A quasi un anno di distanza ancora una volta una delegazione europea sarà in visita nelle città fantasma sorte nelle campagne della Capitanata. Torneranno senza aspettarsi grandi pretese, perché rispetto a un anno fa non ci sono novità, fatta eccezione per quella più sostanziale: i fondi previsti dal Pnrr sono andati perduti, mentre un anno fa qualche speranza ancora si nutriva, sia pure debole e non alimentata dalle politiche governative.
Così, dopo la visita del luglio 2025, una delegazione del Parlamento Europeo (Commissione Empl) e i vertici del sindacato europeo Effat faranno tappa a Borgo Mezzanone, la più grande baraccopoli d’Italia.

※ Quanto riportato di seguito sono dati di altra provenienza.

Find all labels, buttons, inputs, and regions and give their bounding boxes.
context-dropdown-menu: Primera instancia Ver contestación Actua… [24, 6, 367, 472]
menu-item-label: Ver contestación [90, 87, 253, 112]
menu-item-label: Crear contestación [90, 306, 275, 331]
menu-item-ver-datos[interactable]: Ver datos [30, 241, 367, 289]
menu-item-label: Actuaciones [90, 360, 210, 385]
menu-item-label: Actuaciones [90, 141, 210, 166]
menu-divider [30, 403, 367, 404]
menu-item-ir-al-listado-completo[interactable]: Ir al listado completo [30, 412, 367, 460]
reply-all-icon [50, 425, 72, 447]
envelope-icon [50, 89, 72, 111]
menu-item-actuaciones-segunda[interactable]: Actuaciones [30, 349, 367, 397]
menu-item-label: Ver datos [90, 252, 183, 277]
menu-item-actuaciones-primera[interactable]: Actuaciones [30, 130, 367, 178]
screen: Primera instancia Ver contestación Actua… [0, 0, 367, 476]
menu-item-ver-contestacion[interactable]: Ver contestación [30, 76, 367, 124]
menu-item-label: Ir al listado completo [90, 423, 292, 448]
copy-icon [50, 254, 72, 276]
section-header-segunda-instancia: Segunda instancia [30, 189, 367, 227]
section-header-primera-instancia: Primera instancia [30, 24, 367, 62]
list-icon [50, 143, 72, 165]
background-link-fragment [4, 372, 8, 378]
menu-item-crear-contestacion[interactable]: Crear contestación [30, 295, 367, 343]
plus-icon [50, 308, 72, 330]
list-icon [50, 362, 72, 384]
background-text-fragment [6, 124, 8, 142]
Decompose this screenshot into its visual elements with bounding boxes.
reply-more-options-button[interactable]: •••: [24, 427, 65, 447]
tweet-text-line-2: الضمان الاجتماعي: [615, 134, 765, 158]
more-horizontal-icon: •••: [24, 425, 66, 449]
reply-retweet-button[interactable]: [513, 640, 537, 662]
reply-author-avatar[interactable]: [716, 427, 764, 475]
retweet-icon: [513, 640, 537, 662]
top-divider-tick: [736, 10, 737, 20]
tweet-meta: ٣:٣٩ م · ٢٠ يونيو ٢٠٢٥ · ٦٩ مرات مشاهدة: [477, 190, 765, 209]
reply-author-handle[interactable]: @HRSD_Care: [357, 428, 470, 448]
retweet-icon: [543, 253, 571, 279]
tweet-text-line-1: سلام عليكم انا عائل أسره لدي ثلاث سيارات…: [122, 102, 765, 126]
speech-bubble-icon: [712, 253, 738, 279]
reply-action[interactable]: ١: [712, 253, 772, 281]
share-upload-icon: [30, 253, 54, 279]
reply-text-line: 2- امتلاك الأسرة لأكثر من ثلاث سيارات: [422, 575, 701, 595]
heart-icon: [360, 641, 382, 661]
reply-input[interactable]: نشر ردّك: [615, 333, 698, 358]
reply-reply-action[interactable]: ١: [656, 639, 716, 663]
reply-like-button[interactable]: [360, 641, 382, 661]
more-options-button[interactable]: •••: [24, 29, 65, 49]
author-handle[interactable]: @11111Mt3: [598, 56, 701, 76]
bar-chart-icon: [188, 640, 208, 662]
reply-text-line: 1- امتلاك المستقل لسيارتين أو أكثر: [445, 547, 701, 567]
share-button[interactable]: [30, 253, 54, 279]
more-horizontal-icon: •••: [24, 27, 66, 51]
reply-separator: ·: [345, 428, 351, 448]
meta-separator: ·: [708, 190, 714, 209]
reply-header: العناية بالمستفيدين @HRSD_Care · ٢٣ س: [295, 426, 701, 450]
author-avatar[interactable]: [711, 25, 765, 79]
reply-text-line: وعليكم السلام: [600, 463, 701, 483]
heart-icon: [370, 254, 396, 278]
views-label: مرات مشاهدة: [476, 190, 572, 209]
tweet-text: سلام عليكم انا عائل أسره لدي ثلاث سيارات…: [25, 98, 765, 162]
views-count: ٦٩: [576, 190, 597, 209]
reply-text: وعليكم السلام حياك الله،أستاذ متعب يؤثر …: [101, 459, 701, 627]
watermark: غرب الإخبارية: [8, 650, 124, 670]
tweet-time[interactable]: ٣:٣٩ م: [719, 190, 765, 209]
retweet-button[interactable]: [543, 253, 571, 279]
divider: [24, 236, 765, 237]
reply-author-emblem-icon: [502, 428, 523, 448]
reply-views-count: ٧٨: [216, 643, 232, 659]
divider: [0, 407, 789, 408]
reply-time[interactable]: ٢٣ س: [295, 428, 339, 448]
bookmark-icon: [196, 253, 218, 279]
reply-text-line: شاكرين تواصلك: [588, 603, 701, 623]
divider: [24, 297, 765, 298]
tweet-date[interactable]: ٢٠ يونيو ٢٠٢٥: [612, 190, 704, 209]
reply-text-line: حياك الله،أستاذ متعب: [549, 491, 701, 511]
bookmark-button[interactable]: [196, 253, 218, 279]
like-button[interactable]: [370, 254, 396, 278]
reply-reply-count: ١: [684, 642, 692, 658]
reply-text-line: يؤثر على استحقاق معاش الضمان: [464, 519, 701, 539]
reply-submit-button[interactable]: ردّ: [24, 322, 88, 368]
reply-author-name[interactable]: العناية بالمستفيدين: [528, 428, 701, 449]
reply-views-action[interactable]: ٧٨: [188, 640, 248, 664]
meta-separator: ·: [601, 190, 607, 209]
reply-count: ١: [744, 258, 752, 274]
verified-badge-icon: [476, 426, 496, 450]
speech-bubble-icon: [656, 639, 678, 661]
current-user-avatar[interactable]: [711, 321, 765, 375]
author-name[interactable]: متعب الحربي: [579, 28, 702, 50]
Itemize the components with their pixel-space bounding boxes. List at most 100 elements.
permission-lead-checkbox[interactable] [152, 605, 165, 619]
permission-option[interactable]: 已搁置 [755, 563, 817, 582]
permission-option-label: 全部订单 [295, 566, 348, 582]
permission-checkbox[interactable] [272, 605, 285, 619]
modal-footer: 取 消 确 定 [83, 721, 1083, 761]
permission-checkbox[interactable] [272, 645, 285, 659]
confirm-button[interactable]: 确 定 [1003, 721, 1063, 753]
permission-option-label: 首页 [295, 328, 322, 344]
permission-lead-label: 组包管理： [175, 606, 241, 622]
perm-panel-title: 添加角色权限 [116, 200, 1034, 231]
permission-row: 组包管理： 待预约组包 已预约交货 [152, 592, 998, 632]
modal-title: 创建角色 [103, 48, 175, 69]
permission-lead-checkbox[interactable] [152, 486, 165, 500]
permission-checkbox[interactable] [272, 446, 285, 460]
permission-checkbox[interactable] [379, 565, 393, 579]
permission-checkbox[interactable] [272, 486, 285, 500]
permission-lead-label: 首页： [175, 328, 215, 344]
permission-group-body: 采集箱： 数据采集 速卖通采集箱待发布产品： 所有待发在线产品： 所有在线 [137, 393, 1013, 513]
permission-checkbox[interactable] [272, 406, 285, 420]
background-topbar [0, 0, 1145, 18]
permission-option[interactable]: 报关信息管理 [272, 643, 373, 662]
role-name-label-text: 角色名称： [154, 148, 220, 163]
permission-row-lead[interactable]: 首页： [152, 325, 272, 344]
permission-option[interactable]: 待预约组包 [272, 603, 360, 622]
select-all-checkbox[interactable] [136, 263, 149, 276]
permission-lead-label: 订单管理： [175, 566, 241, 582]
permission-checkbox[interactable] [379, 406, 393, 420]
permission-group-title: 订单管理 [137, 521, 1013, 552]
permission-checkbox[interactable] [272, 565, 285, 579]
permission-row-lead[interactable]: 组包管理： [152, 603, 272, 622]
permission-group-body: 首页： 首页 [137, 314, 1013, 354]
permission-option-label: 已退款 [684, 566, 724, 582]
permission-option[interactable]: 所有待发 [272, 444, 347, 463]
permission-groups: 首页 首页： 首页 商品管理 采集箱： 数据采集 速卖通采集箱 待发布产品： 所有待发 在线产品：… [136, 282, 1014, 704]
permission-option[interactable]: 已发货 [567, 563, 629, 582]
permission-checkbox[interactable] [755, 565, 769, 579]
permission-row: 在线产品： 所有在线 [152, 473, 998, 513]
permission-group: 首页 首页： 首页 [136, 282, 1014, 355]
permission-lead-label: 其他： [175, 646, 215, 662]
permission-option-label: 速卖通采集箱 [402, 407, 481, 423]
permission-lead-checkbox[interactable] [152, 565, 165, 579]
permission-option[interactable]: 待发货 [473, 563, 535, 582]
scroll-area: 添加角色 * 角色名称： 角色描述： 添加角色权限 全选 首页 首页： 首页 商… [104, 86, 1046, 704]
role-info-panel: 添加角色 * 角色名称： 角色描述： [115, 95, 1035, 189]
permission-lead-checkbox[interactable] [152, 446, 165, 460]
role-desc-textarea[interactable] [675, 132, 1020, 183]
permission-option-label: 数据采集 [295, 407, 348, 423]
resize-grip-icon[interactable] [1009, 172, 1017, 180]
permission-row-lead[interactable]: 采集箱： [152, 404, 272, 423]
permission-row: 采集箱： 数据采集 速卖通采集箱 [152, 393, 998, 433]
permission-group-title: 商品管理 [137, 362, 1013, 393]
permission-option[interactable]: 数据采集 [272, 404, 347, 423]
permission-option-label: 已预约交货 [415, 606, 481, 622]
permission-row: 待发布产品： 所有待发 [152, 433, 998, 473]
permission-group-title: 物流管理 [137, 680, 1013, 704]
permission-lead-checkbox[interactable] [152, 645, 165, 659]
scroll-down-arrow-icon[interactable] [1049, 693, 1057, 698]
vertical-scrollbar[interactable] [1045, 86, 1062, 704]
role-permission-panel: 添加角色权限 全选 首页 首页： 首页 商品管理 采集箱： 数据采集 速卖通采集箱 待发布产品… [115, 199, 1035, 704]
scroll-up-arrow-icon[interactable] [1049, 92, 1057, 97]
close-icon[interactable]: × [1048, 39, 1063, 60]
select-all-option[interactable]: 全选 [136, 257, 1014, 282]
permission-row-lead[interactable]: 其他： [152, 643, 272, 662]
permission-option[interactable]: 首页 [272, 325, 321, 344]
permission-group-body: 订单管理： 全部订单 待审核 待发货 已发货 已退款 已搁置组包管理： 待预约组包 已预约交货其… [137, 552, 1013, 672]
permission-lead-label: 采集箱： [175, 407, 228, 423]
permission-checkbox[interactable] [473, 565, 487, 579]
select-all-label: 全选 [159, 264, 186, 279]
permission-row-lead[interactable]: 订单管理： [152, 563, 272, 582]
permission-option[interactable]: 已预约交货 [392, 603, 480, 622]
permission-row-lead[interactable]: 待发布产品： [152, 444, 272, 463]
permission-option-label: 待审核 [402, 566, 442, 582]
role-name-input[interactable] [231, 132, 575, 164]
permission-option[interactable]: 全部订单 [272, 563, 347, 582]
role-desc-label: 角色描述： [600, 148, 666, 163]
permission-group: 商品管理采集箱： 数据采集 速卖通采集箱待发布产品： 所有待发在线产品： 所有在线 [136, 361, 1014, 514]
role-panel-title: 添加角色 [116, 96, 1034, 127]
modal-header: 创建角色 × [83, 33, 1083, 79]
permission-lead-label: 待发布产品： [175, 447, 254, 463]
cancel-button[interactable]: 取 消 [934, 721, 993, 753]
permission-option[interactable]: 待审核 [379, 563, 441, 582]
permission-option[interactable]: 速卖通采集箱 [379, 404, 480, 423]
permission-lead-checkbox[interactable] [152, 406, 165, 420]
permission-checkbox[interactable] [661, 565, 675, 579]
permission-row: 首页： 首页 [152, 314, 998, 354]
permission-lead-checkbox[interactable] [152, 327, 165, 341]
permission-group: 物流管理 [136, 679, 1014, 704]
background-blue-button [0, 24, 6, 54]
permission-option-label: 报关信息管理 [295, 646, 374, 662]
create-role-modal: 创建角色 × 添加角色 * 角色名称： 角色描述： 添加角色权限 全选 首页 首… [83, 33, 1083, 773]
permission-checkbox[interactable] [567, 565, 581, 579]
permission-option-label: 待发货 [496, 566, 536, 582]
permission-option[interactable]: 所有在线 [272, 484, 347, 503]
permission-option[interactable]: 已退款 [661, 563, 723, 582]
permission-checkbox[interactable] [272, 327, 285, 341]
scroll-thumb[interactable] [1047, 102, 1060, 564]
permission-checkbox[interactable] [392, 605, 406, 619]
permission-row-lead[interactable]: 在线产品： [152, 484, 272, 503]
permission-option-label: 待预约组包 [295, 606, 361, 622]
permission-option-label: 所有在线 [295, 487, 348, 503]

Ad accompagnarli, la Flai Cgil – ma la iniziativa è condivisa anche da Cisl e Uil – che «nel ghetto del foggiano non solo interviene quotidianamente, ma gestisce un ufficio sindacale di prossimità per garantire diritti e tutele ai circa mille braccianti residenti».
La situazione
«Qui non è cambiato nulla» afferma Sara Stella della Flai Cgil che ogni giorno tasta il polso dell’emergenza nella baraccopoli sorta accanto all’ex pista aeroportuale nelle campagne tra Manfredonia e Foggia.
Un agglomerato di lamiere e legno che s’illumina a ore alterne: ventiquattr’ore per la baraccopoli «nata» sul lato destro della pista, le successive ventiquattro per quello a sinistra. Naturalmente sono allacci abusivi, ma nessuno ci prova a staccare la luce per evitare sommosse e proteste che arriverebbero fino nel capoluogo.
Ma non è l’unica emergenza presente a Borgo Mezzanone. Se la luce c’è a giorni alterni, l’acqua è il bene prezioso più carente. Una carenza che riguarda anche gli ospiti dell’ex Cara, quello recintato e presidiato dalle forze dell’ordine. «C’è poi il tema dei temi: quello del rilascio dei documenti necessari per garantire lavoro e paghe ai tanti braccianti impegnati nelle campagne del Foggiano», aggiunge ancora Stella.
La finalità
«Andare a Borgo Mezzanone con una delegazione europea significa dare continuità a quel grido di dignità che abbiamo sollevato il 28 marzo durante la ‘Marcia degli Invisibili’. Bisogna combattere la condizione di invisibilità a cui si vogliono ridurre questi lavoratori e queste lavoratrici, dietro ogni prodotto agricolo che arriva sulle tavole europee ci sono persone vittime di un sistema di sfruttamento che nega acqua, luce e dignità» sottolinea Antonio Ligorio, segretario generale della Flai Puglia, mentre Giovanni Tarantella, segretario generale Flai Foggia, evidenzia: «Portare l’Europa dentro il ghetto significa che finalmente la lotta contro lo sfruttamento supera i confini regionali».
Intanto, la Cisl di Foggia, la Parrocchia di Borgo Mezzanone e l’associazione Solidaunia firmano il protocollo per i servizi ai migranti. «Questa intesa nasce con una motivazione fondamentale: mettere al centro la dignità di lavoratori stranieri che, spesso, vivono in condizioni al limite. Offrire loro dei servizi di assistenza e tutela personale, sanitaria e sindacale equivale ad un atto di giustizia» afferma Carla Costantino, segretaria generale della Cisl di Foggia.